The market, Salonica

The market, Salonica
The market, Salonica

Thursday, 24 July 2014

Bike sex

Seven years ago, a man in Scotland was caught having sex with a bicycle.  I missed it somehow.  It’s not a piece of news you’d forget.  A few days ago, the story popped up again on the BBC website, in the ‘most read’ section.  Thanks to the internet and our fascination with sexual content, the world is going to laugh at him forever.  Flogging a dead bike.

Most of us have experimented sexually.  Positions, people, places.  Some of us do it with animals, or corpses.  One of us, at least, with a bicycle.  But we are usually more careful, or luckier, than our Scottish friend.  Think back.  The last time you locked your bedroom door, then did something wicked, were sturdy women with mops in their hands waiting outside?
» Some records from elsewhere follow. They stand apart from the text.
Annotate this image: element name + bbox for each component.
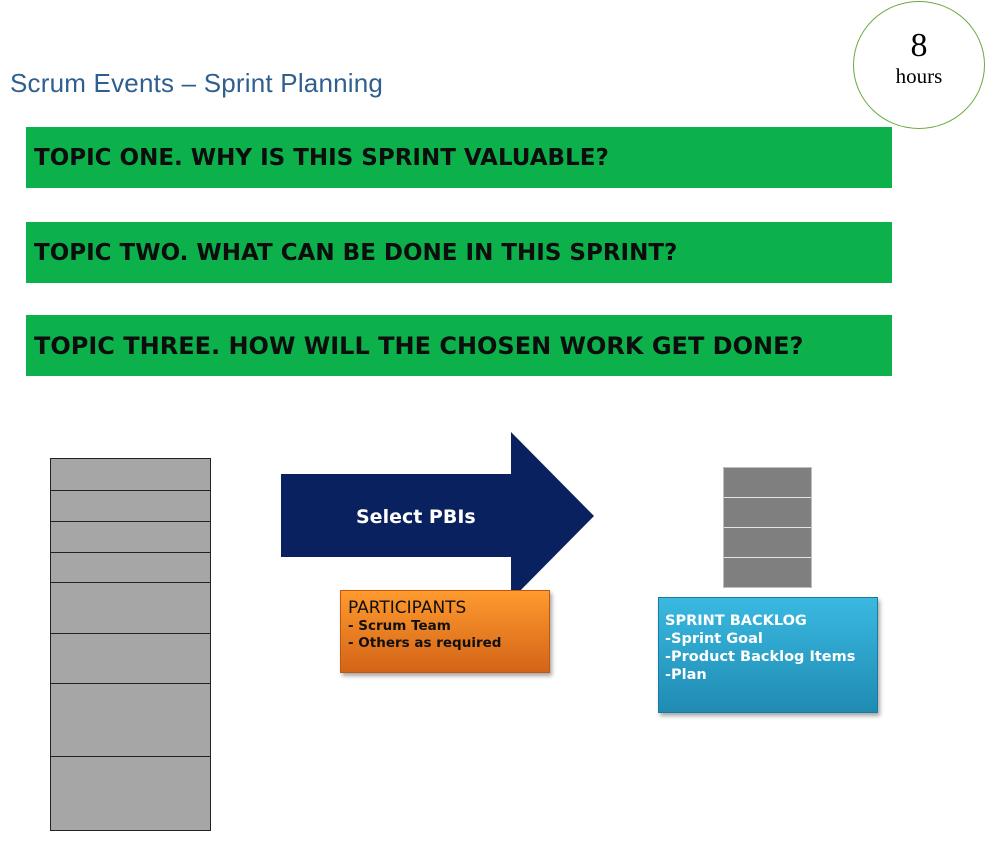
duration-unit: hours bbox=[895, 64, 943, 88]
sprint-item-divider bbox=[724, 557, 811, 558]
sprint-item-divider bbox=[724, 497, 811, 498]
backlog-item-divider bbox=[51, 683, 210, 684]
sprint-item-divider bbox=[724, 527, 811, 528]
participants-heading: PARTICIPANTS bbox=[348, 598, 467, 618]
arrow-label: Select PBIs bbox=[356, 506, 476, 528]
select-pbis-arrow bbox=[281, 432, 594, 600]
participant-item: - Scrum Team bbox=[348, 618, 451, 634]
arrow-shape bbox=[281, 432, 594, 600]
backlog-item-divider bbox=[51, 756, 210, 757]
page-title: Scrum Events – Sprint Planning bbox=[10, 68, 384, 98]
product-backlog-stack bbox=[50, 458, 211, 831]
sprint-backlog-heading: SPRINT BACKLOG bbox=[665, 613, 807, 629]
topic-three-bar: TOPIC THREE. HOW WILL THE CHOSEN WORK GE… bbox=[26, 315, 892, 376]
backlog-item-divider bbox=[51, 521, 210, 522]
backlog-item-divider bbox=[51, 582, 210, 583]
backlog-item-divider bbox=[51, 633, 210, 634]
topic-one-bar: TOPIC ONE. WHY IS THIS SPRINT VALUABLE? bbox=[26, 127, 892, 188]
sprint-backlog-item: -Plan bbox=[665, 667, 707, 683]
duration-value: 8 bbox=[910, 27, 928, 64]
participants-box: PARTICIPANTS - Scrum Team - Others as re… bbox=[340, 590, 550, 673]
backlog-item-divider bbox=[51, 552, 210, 553]
topic-two-bar: TOPIC TWO. WHAT CAN BE DONE IN THIS SPRI… bbox=[26, 222, 892, 283]
backlog-item-divider bbox=[51, 490, 210, 491]
sprint-backlog-stack bbox=[723, 467, 812, 588]
duration-badge: 8 hours bbox=[853, 1, 985, 129]
sprint-backlog-item: -Sprint Goal bbox=[665, 631, 763, 647]
sprint-backlog-box: SPRINT BACKLOG -Sprint Goal -Product Bac… bbox=[658, 597, 878, 713]
participant-item: - Others as required bbox=[348, 635, 502, 651]
sprint-backlog-item: -Product Backlog Items bbox=[665, 649, 856, 665]
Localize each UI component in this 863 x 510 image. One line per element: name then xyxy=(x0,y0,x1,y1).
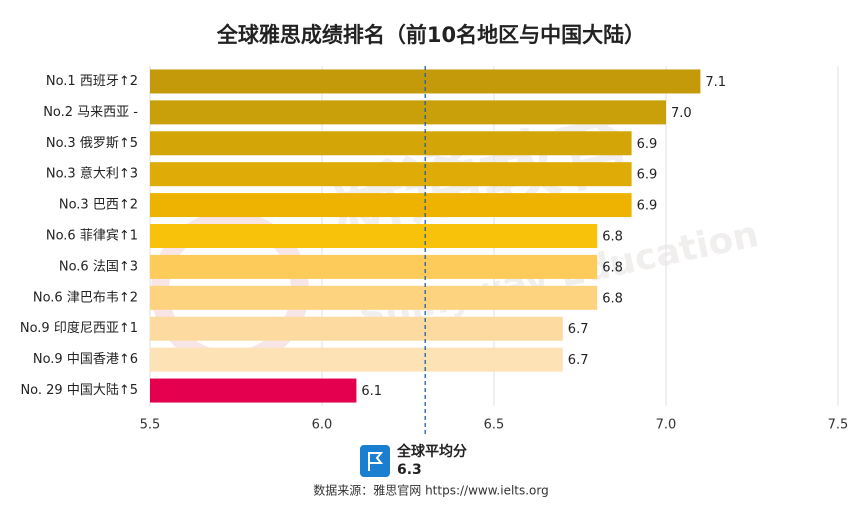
bar xyxy=(150,162,632,187)
x-tick-label: 6.5 xyxy=(484,418,505,433)
y-tick-label: No.3 俄罗斯↑5 xyxy=(46,136,138,151)
bar xyxy=(150,224,598,248)
reference-value: 6.3 xyxy=(397,462,422,478)
x-tick-label: 5.5 xyxy=(140,418,161,433)
bar xyxy=(150,131,632,156)
flag-icon xyxy=(360,445,390,477)
y-tick-label: No.6 津巴布韦↑2 xyxy=(33,290,138,305)
bar xyxy=(150,347,563,372)
y-tick-label: No.9 中国香港↑6 xyxy=(33,352,138,367)
source: 数据来源：雅思官网 https://www.ielts.org xyxy=(313,483,549,498)
bar xyxy=(150,100,666,125)
value-label: 7.0 xyxy=(671,106,692,121)
y-tick-label: No.6 法国↑3 xyxy=(59,259,138,274)
y-tick-label: No.9 印度尼西亚↑1 xyxy=(20,320,138,336)
bar xyxy=(150,193,632,218)
y-tick-label: No.3 意大利↑3 xyxy=(46,166,138,182)
value-label: 6.9 xyxy=(637,199,658,214)
y-tick-label: No.2 马来西亚 - xyxy=(43,105,138,120)
flag-glyph xyxy=(368,452,384,471)
y-tick-label: No.3 巴西↑2 xyxy=(59,198,138,213)
value-label: 6.7 xyxy=(568,353,589,368)
bar xyxy=(150,254,598,279)
value-label: 6.9 xyxy=(637,137,658,152)
chart-title: 全球雅思成绩排名（前10名地区与中国大陆） xyxy=(216,23,645,47)
y-tick-label: No. 29 中国大陆↑5 xyxy=(20,382,138,398)
value-label: 7.1 xyxy=(705,75,726,90)
x-tick-label: 7.0 xyxy=(656,418,677,433)
value-label: 6.7 xyxy=(568,322,589,337)
plot: 5.5 6.0 6.5 7.0 7.5 No.1 西班牙↑2 7.1 No.2 马来西亚 - 7… xyxy=(20,66,849,434)
value-label: 6.8 xyxy=(602,260,623,275)
y-tick-label: No.1 西班牙↑2 xyxy=(46,74,138,89)
value-label: 6.8 xyxy=(602,230,623,245)
x-tick-label: 7.5 xyxy=(828,418,849,433)
reference-label: 全球平均分 xyxy=(396,443,467,460)
y-tick-label: No.6 菲律宾↑1 xyxy=(46,228,138,244)
value-label: 6.8 xyxy=(602,291,623,306)
bar xyxy=(150,285,598,310)
value-label: 6.1 xyxy=(361,384,382,399)
value-label: 6.9 xyxy=(637,168,658,183)
bar xyxy=(150,316,563,341)
x-tick-label: 6.0 xyxy=(312,418,333,433)
bar xyxy=(150,378,357,403)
He lived in a hostel.  He must have thought he was safe in his own room, with his own bicycle.  He wasn’t outside the local school, or carrying it on the train.  (At peak times, only folded – Kama Sutra.)  It was right between his legs when the cleaners walked in.  They said they knocked.  Two ladies.  That was bad luck.  Men might have blinked.  And how many cleaners do you need for a single room? Two, obviously.  More bad luck, but convenient for the magistrate.  Two against one.  Our friend couldn’t deny it.
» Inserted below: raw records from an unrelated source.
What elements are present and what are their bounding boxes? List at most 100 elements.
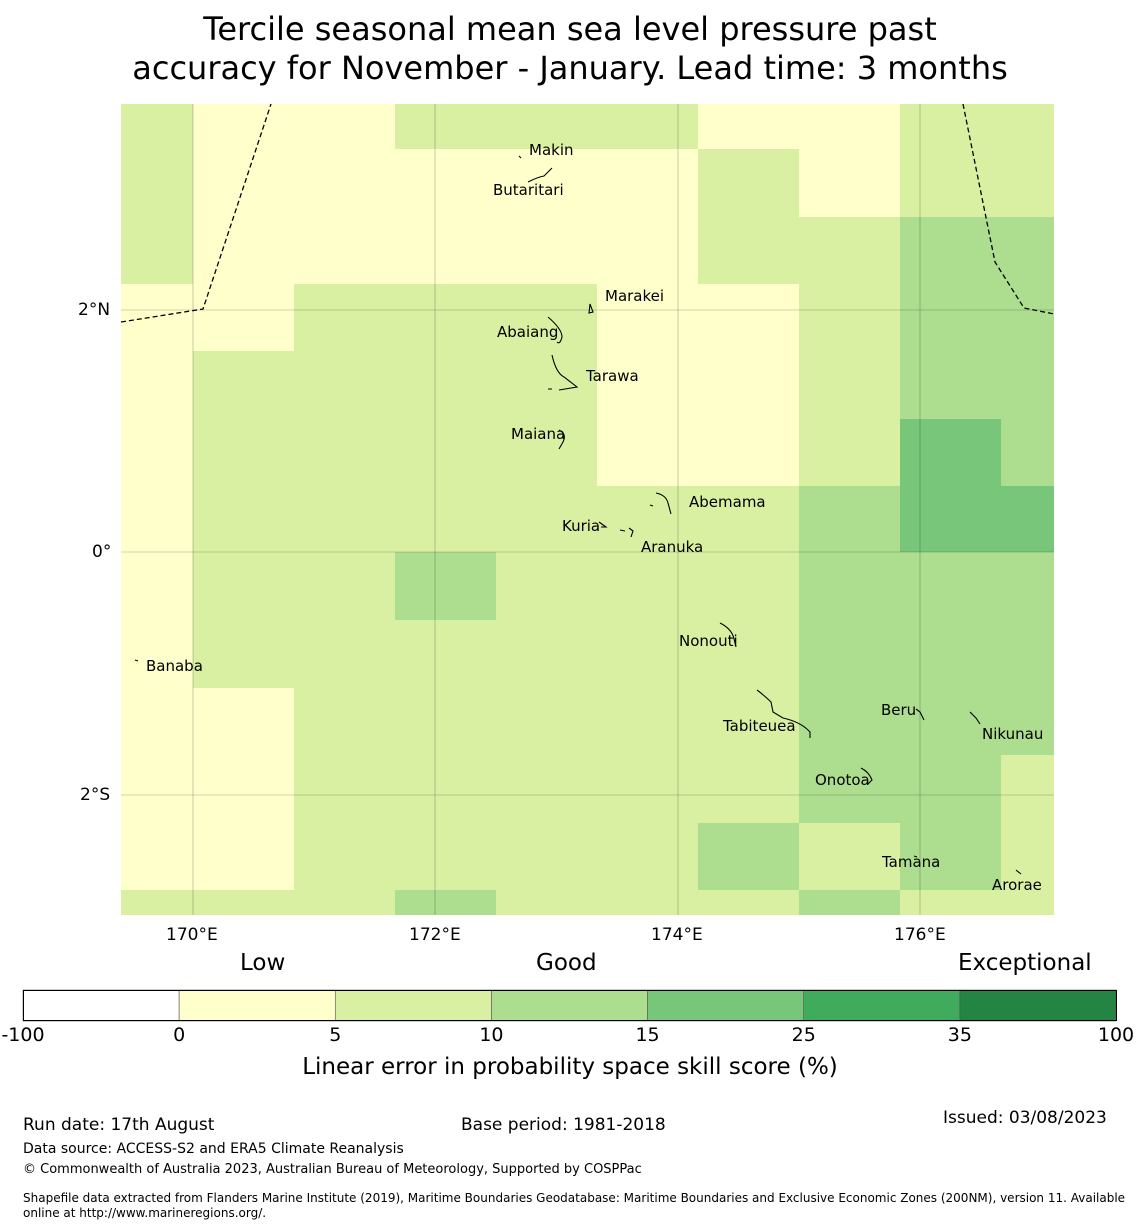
island-label-arorae: Arorae xyxy=(992,876,1042,894)
grid-cell xyxy=(900,149,1001,217)
lon-tick-172e: 172°E xyxy=(409,925,461,945)
grid-cell xyxy=(395,755,496,823)
grid-cell xyxy=(395,486,496,552)
grid-cell xyxy=(698,755,799,823)
colorbar-tick-label: 15 xyxy=(635,1024,660,1046)
data-source: Data source: ACCESS-S2 and ERA5 Climate … xyxy=(23,1141,404,1157)
grid-cell xyxy=(496,284,597,351)
skill-grid xyxy=(121,104,1054,915)
grid-cell xyxy=(121,688,193,755)
grid-cell xyxy=(496,552,597,620)
island-label-maiana: Maiana xyxy=(511,425,566,443)
grid-cell xyxy=(698,620,799,688)
island-label-onotoa: Onotoa xyxy=(815,771,870,789)
grid-cell xyxy=(900,552,1001,620)
island-label-makin: Makin xyxy=(529,141,574,159)
grid-cell xyxy=(1001,486,1054,552)
grid-cell xyxy=(799,823,900,890)
grid-cell xyxy=(193,486,294,552)
grid-cell xyxy=(193,688,294,755)
colorbar-frame xyxy=(23,990,1117,1021)
grid-cell xyxy=(395,823,496,890)
grid-cell xyxy=(294,552,395,620)
grid-cell xyxy=(193,217,294,284)
grid-cell xyxy=(597,284,698,351)
shapefile-credit-line-1: Shapefile data extracted from Flanders M… xyxy=(23,1191,1126,1205)
grid-cell xyxy=(496,486,597,552)
grid-cell xyxy=(193,149,294,217)
grid-cell xyxy=(698,284,799,351)
grid-cell xyxy=(799,419,900,486)
grid-cell xyxy=(799,284,900,351)
grid-cell xyxy=(294,688,395,755)
grid-cell xyxy=(698,688,799,755)
grid-cell xyxy=(799,351,900,419)
grid-cell xyxy=(395,620,496,688)
grid-cell xyxy=(1001,823,1054,890)
island-shape-kuria xyxy=(598,521,608,528)
grid-cell xyxy=(193,755,294,823)
grid-cell xyxy=(193,823,294,890)
island-label-abemama: Abemama xyxy=(689,493,766,511)
grid-cell xyxy=(193,419,294,486)
grid-cell xyxy=(294,486,395,552)
issued-date: Issued: 03/08/2023 xyxy=(943,1108,1107,1128)
grid-cell xyxy=(1001,217,1054,284)
colorbar-tick-label: 10 xyxy=(479,1024,504,1046)
lon-tick-176e: 176°E xyxy=(894,925,946,945)
grid-cell xyxy=(193,552,294,620)
colorbar-label: Linear error in probability space skill … xyxy=(302,1054,838,1080)
grid-cell xyxy=(698,552,799,620)
island-label-abaiang: Abaiang xyxy=(497,323,559,341)
colorbar-tick-label: 5 xyxy=(329,1024,342,1046)
run-date: Run date: 17th August xyxy=(23,1115,215,1135)
grid-cell xyxy=(698,823,799,890)
grid-cell xyxy=(1001,149,1054,217)
colorbar-bin xyxy=(647,989,805,1022)
island-shape-banaba xyxy=(134,659,139,662)
island-label-beru: Beru xyxy=(881,701,917,719)
grid-cell xyxy=(121,552,193,620)
title-line-2: accuracy for November - January. Lead ti… xyxy=(132,49,1008,87)
grid-cell xyxy=(121,419,193,486)
grid-cell xyxy=(294,104,395,149)
grid-cell xyxy=(1001,104,1054,149)
island-shape-nikunau xyxy=(969,711,981,725)
grid-cell xyxy=(294,351,395,419)
grid-cell xyxy=(121,104,193,149)
eez-boundary-west xyxy=(120,103,272,323)
grid-cell xyxy=(597,419,698,486)
base-period: Base period: 1981-2018 xyxy=(461,1115,666,1135)
grid-cell xyxy=(698,890,799,915)
category-exceptional: Exceptional xyxy=(958,950,1092,976)
grid-cell xyxy=(496,620,597,688)
grid-cell xyxy=(597,688,698,755)
grid-cell xyxy=(496,890,597,915)
grid-cell xyxy=(1001,351,1054,419)
grid-cell xyxy=(597,104,698,149)
grid-cell xyxy=(900,620,1001,688)
island-shape-onotoa xyxy=(860,767,873,785)
grid-cell xyxy=(1001,620,1054,688)
grid-cell xyxy=(597,351,698,419)
island-label-tamana: Tamana xyxy=(882,853,941,871)
grid-cell xyxy=(900,284,1001,351)
grid-cell xyxy=(1001,419,1054,486)
eez-boundary-east xyxy=(962,103,1055,315)
island-shape-aranuka xyxy=(619,527,634,538)
grid-cell xyxy=(698,104,799,149)
colorbar-bin xyxy=(178,989,336,1022)
colorbar xyxy=(22,989,1117,1022)
grid-cell xyxy=(900,890,1001,915)
grid-cell xyxy=(799,552,900,620)
grid-cell xyxy=(799,486,900,552)
grid-cell xyxy=(193,284,294,351)
colorbar-tick-label: 25 xyxy=(791,1024,816,1046)
grid-cell xyxy=(496,104,597,149)
island-shape-beru xyxy=(915,708,925,721)
grid-cell xyxy=(121,217,193,284)
grid-cell xyxy=(294,284,395,351)
graticule xyxy=(121,104,1054,915)
island-label-marakei: Marakei xyxy=(605,287,665,305)
grid-cell xyxy=(698,351,799,419)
The BBC said he was “caught trying to have sex with his bicycle.”  He was charged with “simulating sex,” found guilty and sentenced to three months on probation.  I expect he was moving his hips in a certain way, like a bicycle pump, at the rear of the machine.   Three months’ probation for simulating sex.   What if he’d really done it?  What if he’d screwed the bells off his beloved bicycle?  They would have thrown away the key. 

For some men, a car is like a girlfriend, one you can’t get into the bedroom.  Our friend, Biceps Femoris, loved a bicycle, and he got it into his room.  He deserves a medal, or a yellow jersey.  Recently, young men in tight pants humped their two-wheelers around the English countryside.  People watched and cheered.  Women were among the crowd.  Some of them were probably cleaning ladies.  The police did nothing. 

Le Tour de France.  Apt name for an event on this side of the Channel. 

I said magistrate, but they’re not magistrates up there, are they?  They’re sheriffs.  Like Tombstone or Nottingham.  The Sheriff of Ayr proclaimed: “In almost four decades in the law I thought I had come across every perversion known to mankind, but this is a new one on me. I have never heard of a ‘cycle-sexualist.'" 

Neither have I.  Sexualist.  That’s a word in Scotland.

In the BBC report, there’s a picture of a bicycle chained to a fence.  These days, in England, at least, victims are treated with more compassion.  They are not arrested, let alone chained.  A bicycle can’t defend itself.  Its very structure invites abuse.  It is made to ride.  Town bicycle – you know what that means.  Although we are not told the gender of this machine, a barrister could twist things around to show that she brought it on herself.  As for the Sheriff, a male bike would provoke him even more, and what if it was only a few years old?